La base del lavoro è il cosiddetto connectome, la mappa completa delle connessioni neurali ottenuta a partire da dati di microscopia elettronica. Il modello sviluppato dai ricercatori era in grado di prevedere il comportamento motorio dell’insetto con un’accuratezza stimata intorno al 95%.

Quel sistema, tuttavia, non era collegato a un corpo. In altre parole, si trattava di una simulazione del cervello priva di un organismo con cui interagire. Secondo quanto dichiarato da Eon Systems, il passo successivo consiste proprio nell’aver integrato quel modello con un corpo virtuale del moscerino all’interno di un ambiente fisico simulato.

Per farlo, l’azienda ha utilizzato la piattaforma NeuroMechFly v2 e il motore di simulazione fisica MuJoCo. In questo contesto digitale, gli stimoli provenienti dall’ambiente virtuale vengono trasformati in input sensoriali per il cervello simulato. L’attività neurale attraversa quindi l’intero connectome e genera comandi motori che controllano il corpo virtuale del moscerino.

Cosa significherebbe per la neuroscienza?

Secondo i promotori del progetto, la dimostrazione segnerebbe una soglia qualitativa nello studio dei sistemi nervosi. In passato, infatti, molti progetti hanno simulato corpi artificiali controllati da algoritmi di apprendimento automatico, mentre altri hanno modellato reti neurali biologiche senza collegarle a un organismo simulato.

Il progetto di Eon Systems tenta invece di riprodurre il funzionamento di un cervello reale partendo dalla sua struttura biologica, collegando neuroni e sinapsi secondo la mappa ricavata dal connectome.

Il sistema nervoso dell’insetto è relativamente semplice rispetto a quello di altri animali, ma rimane comunque molto più complesso di quello utilizzato in progetti precedenti. In alcuni casi, come nelle simulazioni del nematode C. elegans, si tratta infatti di organismi con circa 302 neuroni. Eon Systems afferma di voler estendere questo approccio a cervelli più complessi.

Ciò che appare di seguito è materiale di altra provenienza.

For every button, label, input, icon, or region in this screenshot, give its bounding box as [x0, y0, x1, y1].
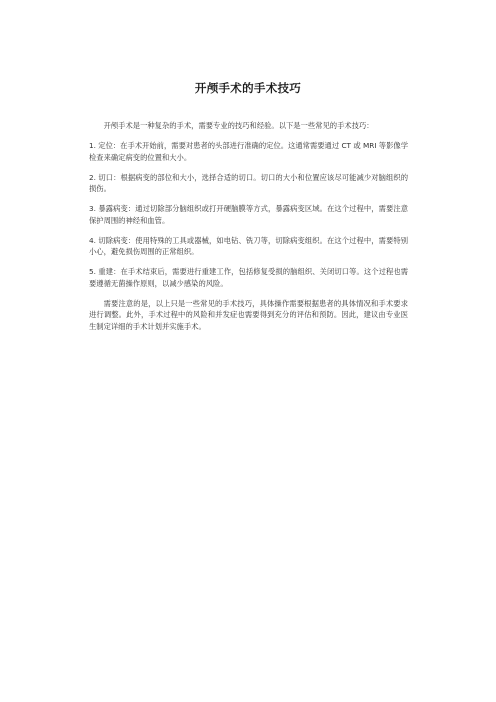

Un bel traguardo, ma con prudenza

Nonostante l’interesse suscitato dall’annuncio, diversi osservatori invitano alla prudenza. La dimostrazione dell’"incarnazione" digitale del cervello del moscerino è per ora documentata soltanto attraverso un video pubblicato online e materiali diffusi dalla stessa azienda.

Al momento non esiste una pubblicazione scientifica sottoposta a revisione che confermi che i comportamenti osservati emergano esclusivamente dalle dinamiche del connectome, senza interventi esterni.

Nel mondo scientifico la notizia viene osservata con attenzione, ma anche con cautela. Se i risultati dovessero essere confermati da studi indipendenti, l’esperimento potrebbe rappresentare un passo significativo nello studio dei sistemi nervosi.